Intense émoi, les photographes mitraillent la tablée.
— Mes collaborateurs (geste souverain vers sa droite puis vers sa gauche, accompagné de baissements de paupières coordonnés comme une ola) ont décidé spontanément de se joindre à moi et je les en remercie. Chacun d’eux, à titre personnel, avait déposé une plainte. Toutes seront retirées. M. Delambre affrontera le tribunal pour les actes qu’il a commis, mais les parties civiles se retirent pour laisser place à la justice.

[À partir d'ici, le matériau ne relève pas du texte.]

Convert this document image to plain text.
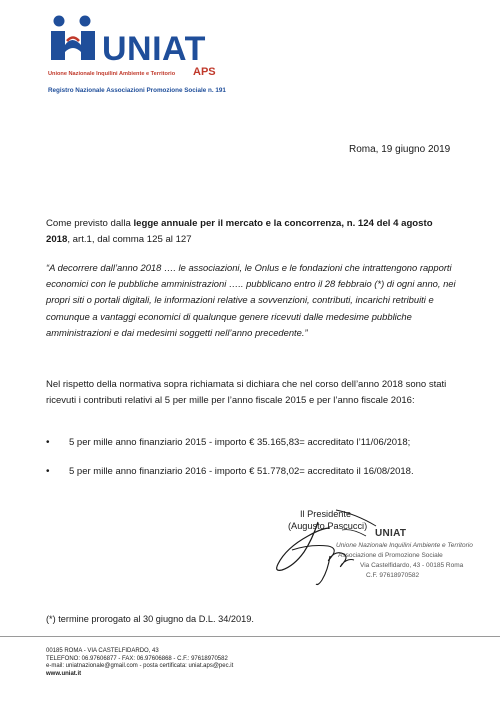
UNIAT
Unione Nazionale Inquilini Ambiente e Territorio APS
Registro Nazionale Associazioni Promozione Sociale n. 191
Roma, 19 giugno 2019
Come previsto dalla legge annuale per il mercato e la concorrenza, n. 124 del 4 agosto 2018, art.1, dal comma 125 al 127
“A decorrere dall’anno 2018 …. le associazioni, le Onlus e le fondazioni che intrattengono rapporti economici con le pubbliche amministrazioni ….. pubblicano entro il 28 febbraio (*) di ogni anno, nei propri siti o portali digitali, le informazioni relative a sovvenzioni, contributi, incarichi retribuiti e comunque a vantaggi economici di qualunque genere ricevuti dalle medesime pubbliche amministrazioni e dai medesimi soggetti nell’anno precedente.”
Nel rispetto della normativa sopra richiamata si dichiara che nel corso dell’anno 2018 sono stati ricevuti i contributi relativi al 5 per mille per l’anno fiscale 2015 e per l’anno fiscale 2016:
•	5 per mille anno finanziario 2015 - importo € 35.165,83= accreditato l’11/06/2018;
•	5 per mille anno finanziario 2016 - importo € 51.778,02= accreditato il 16/08/2018.
Il Presidente
(Augusto Pascucci)
UNIAT
Unione Nazionale Inquilini Ambiente e Territorio
Associazione di Promozione Sociale
Via Castelfidardo, 43 - 00185 Roma
C.F. 97618970582
(*) termine prorogato al 30 giugno da D.L. 34/2019.
00185 ROMA - VIA CASTELFIDARDO, 43
TELEFONO: 06.97606877 - FAX: 06.97606868 - C.F.: 97618970582
e-mail: uniatnazionale@gmail.com - posta certificata: uniat.aps@pec.it
www.uniat.it
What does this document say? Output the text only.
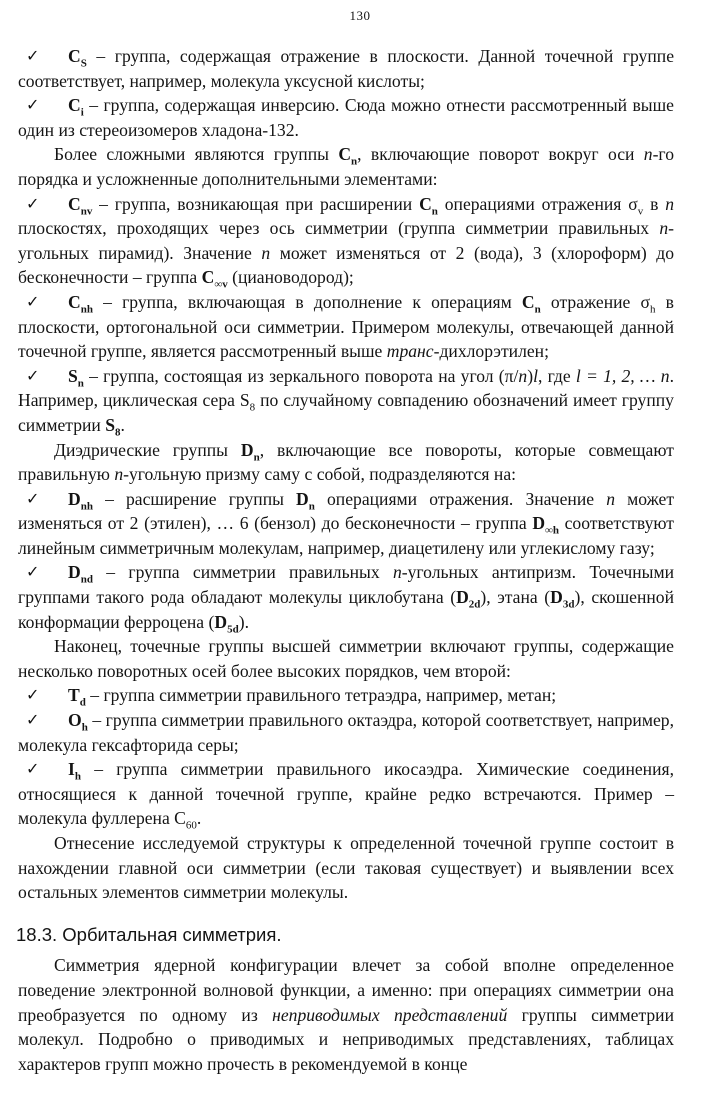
130

✓ $C_S$ – группа, содержащая отражение в плоскости. Данной точечной группе соответствует, например, молекула уксусной кислоты;

✓ $C_i$ – группа, содержащая инверсию. Сюда можно отнести рассмотренный выше один из стереоизомеров хладона-132.

Более сложными являются группы $C_n$, включающие поворот вокруг оси n-го порядка и усложненные дополнительными элементами:

✓ $C_{nv}$ – группа, возникающая при расширении $C_n$ операциями отражения $\sigma_v$ в n плоскостях, проходящих через ось симметрии (группа симметрии правильных n-угольных пирамид). Значение n может изменяться от 2 (вода), 3 (хлороформ) до бесконечности – группа $C_{\infty v}$ (циановодород);

✓ $C_{nh}$ – группа, включающая в дополнение к операциям $C_n$ отражение $\sigma_h$ в плоскости, ортогональной оси симметрии. Примером молекулы, отвечающей данной точечной группе, является рассмотренный выше транс-дихлорэтилен;

✓ $S_n$ – группа, состоящая из зеркального поворота на угол (π/n)l, где l = 1, 2, … n. Например, циклическая сера $S_8$ по случайному совпадению обозначений имеет группу симметрии $S_8$.

Диэдрические группы $D_n$, включающие все повороты, которые совмещают правильную n-угольную призму саму с собой, подразделяются на:

✓ $D_{nh}$ – расширение группы $D_n$ операциями отражения. Значение n может изменяться от 2 (этилен), … 6 (бензол) до бесконечности – группа $D_{\infty h}$ соответствуют линейным симметричным молекулам, например, диацетилену или углекислому газу;

✓ $D_{nd}$ – группа симметрии правильных n-угольных антипризм. Точечными группами такого рода обладают молекулы циклобутана $(D_{2d})$, этана $(D_{3d})$, скошенной конформации ферроцена $(D_{5d})$.

Наконец, точечные группы высшей симметрии включают группы, содержащие несколько поворотных осей более высоких порядков, чем второй:

✓ $T_d$ – группа симметрии правильного тетраэдра, например, метан;

✓ $O_h$ – группа симметрии правильного октаэдра, которой соответствует, например, молекула гексафторида серы;

✓ $I_h$ – группа симметрии правильного икосаэдра. Химические соединения, относящиеся к данной точечной группе, крайне редко встречаются. Пример – молекула фуллерена $C_{60}$.

Отнесение исследуемой структуры к определенной точечной группе состоит в нахождении главной оси симметрии (если таковая существует) и выявлении всех остальных элементов симметрии молекулы.

18.3. Орбитальная симметрия.

Симметрия ядерной конфигурации влечет за собой вполне определенное поведение электронной волновой функции, а именно: при операциях симметрии она преобразуется по одному из неприводимых представлений группы симметрии молекул. Подробно о приводимых и неприводимых представлениях, таблицах характеров групп можно прочесть в рекомендуемой в конце
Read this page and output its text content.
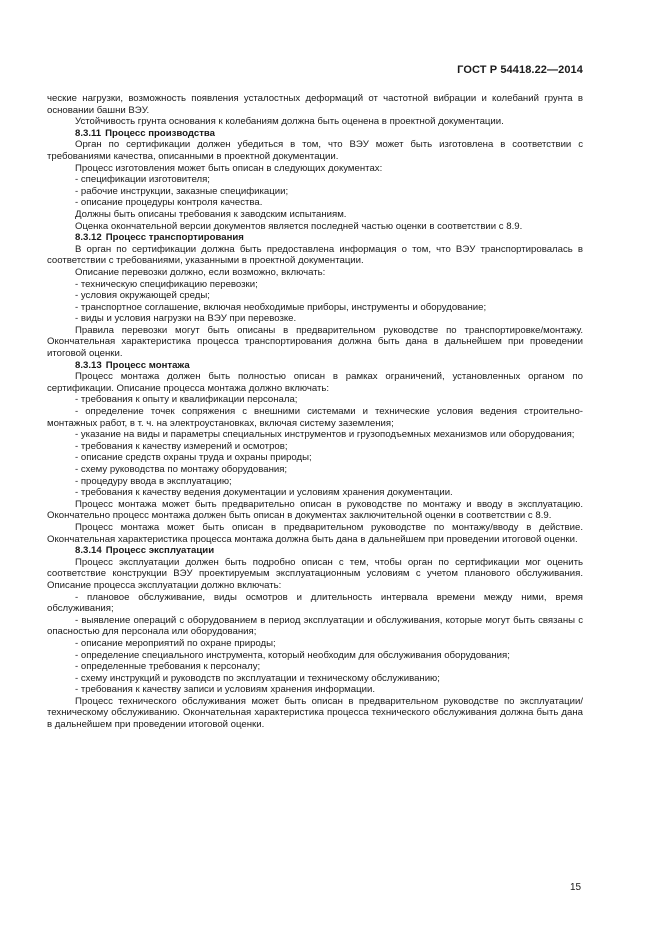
ГОСТ Р 54418.22—2014

ческие нагрузки, возможность появления усталостных деформаций от частотной вибрации и колебаний грунта в основании башни ВЭУ.

Устойчивость грунта основания к колебаниям должна быть оценена в проектной документации.

8.3.11 Процесс производства

Орган по сертификации должен убедиться в том, что ВЭУ может быть изготовлена в соответствии с требованиями качества, описанными в проектной документации.

Процесс изготовления может быть описан в следующих документах:

- спецификации изготовителя;

- рабочие инструкции, заказные спецификации;

- описание процедуры контроля качества.

Должны быть описаны требования к заводским испытаниям.

Оценка окончательной версии документов является последней частью оценки в соответствии с 8.9.

8.3.12 Процесс транспортирования

В орган по сертификации должна быть предоставлена информация о том, что ВЭУ транспортировалась в соответствии с требованиями, указанными в проектной документации.

Описание перевозки должно, если возможно, включать:

- техническую спецификацию перевозки;

- условия окружающей среды;

- транспортное соглашение, включая необходимые приборы, инструменты и оборудование;

- виды и условия нагрузки на ВЭУ при перевозке.

Правила перевозки могут быть описаны в предварительном руководстве по транспортировке/монтажу. Окончательная характеристика процесса транспортирования должна быть дана в дальнейшем при проведении итоговой оценки.

8.3.13 Процесс монтажа

Процесс монтажа должен быть полностью описан в рамках ограничений, установленных органом по сертификации. Описание процесса монтажа должно включать:

- требования к опыту и квалификации персонала;

- определение точек сопряжения с внешними системами и технические условия ведения строительно-монтажных работ, в т. ч. на электроустановках, включая систему заземления;

- указание на виды и параметры специальных инструментов и грузоподъемных механизмов или оборудования;

- требования к качеству измерений и осмотров;

- описание средств охраны труда и охраны природы;

- схему руководства по монтажу оборудования;

- процедуру ввода в эксплуатацию;

- требования к качеству ведения документации и условиям хранения документации.

Процесс монтажа может быть предварительно описан в руководстве по монтажу и вводу в эксплуатацию. Окончательно процесс монтажа должен быть описан в документах заключительной оценки в соответствии с 8.9.

Процесс монтажа может быть описан в предварительном руководстве по монтажу/вводу в действие. Окончательная характеристика процесса монтажа должна быть дана в дальнейшем при проведении итоговой оценки.

8.3.14 Процесс эксплуатации

Процесс эксплуатации должен быть подробно описан с тем, чтобы орган по сертификации мог оценить соответствие конструкции ВЭУ проектируемым эксплуатационным условиям с учетом планового обслуживания. Описание процесса эксплуатации должно включать:

- плановое обслуживание, виды осмотров и длительность интервала времени между ними, время обслуживания;

- выявление операций с оборудованием в период эксплуатации и обслуживания, которые могут быть связаны с опасностью для персонала или оборудования;

- описание мероприятий по охране природы;

- определение специального инструмента, который необходим для обслуживания оборудования;

- определенные требования к персоналу;

- схему инструкций и руководств по эксплуатации и техническому обслуживанию;

- требования к качеству записи и условиям хранения информации.

Процесс технического обслуживания может быть описан в предварительном руководстве по эксплуатации/техническому обслуживанию. Окончательная характеристика процесса технического обслуживания должна быть дана в дальнейшем при проведении итоговой оценки.

15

De chaque côté de Dieu, les cadres ne sourient pas. Conscience de leur rôle historique. Dorfmann vient d’esquisser un nouveau vitrail de l’histoire du capitalisme : Le Patron montrant sa Commisération à un Chômeur désespéré .
C’est maintenant que je mesure le prix qu’Alexandre Dorfmann attache à ses dix patates. Ça a quand même dû faire un peu de bruit dans les coulisses d’Exxyal, parce qu’il en remet une couche, et pas de n’importe quelle teinte. Un beau blanc virginal, un blanc christique. Un blanc d’innocence.
— Ni Exxyal ni ses cadres ne veulent évidemment influencer la justice, qui doit être rendue en toute indépendance. Notre geste de commisération est néanmoins un appel à la mansuétude. Un appel à la clémence.
Bourdonnement dans la salle. On savait nos P-DG capables de hauteur, il suffit de voir leurs salaires, mais une pareille grandeur d’âme, ça émeut aux larmes, forcément.
— Pour Lucie, le retrait des parties civiles, ça peut avoir beaucoup d’effet sur le verdict, dit Nicole.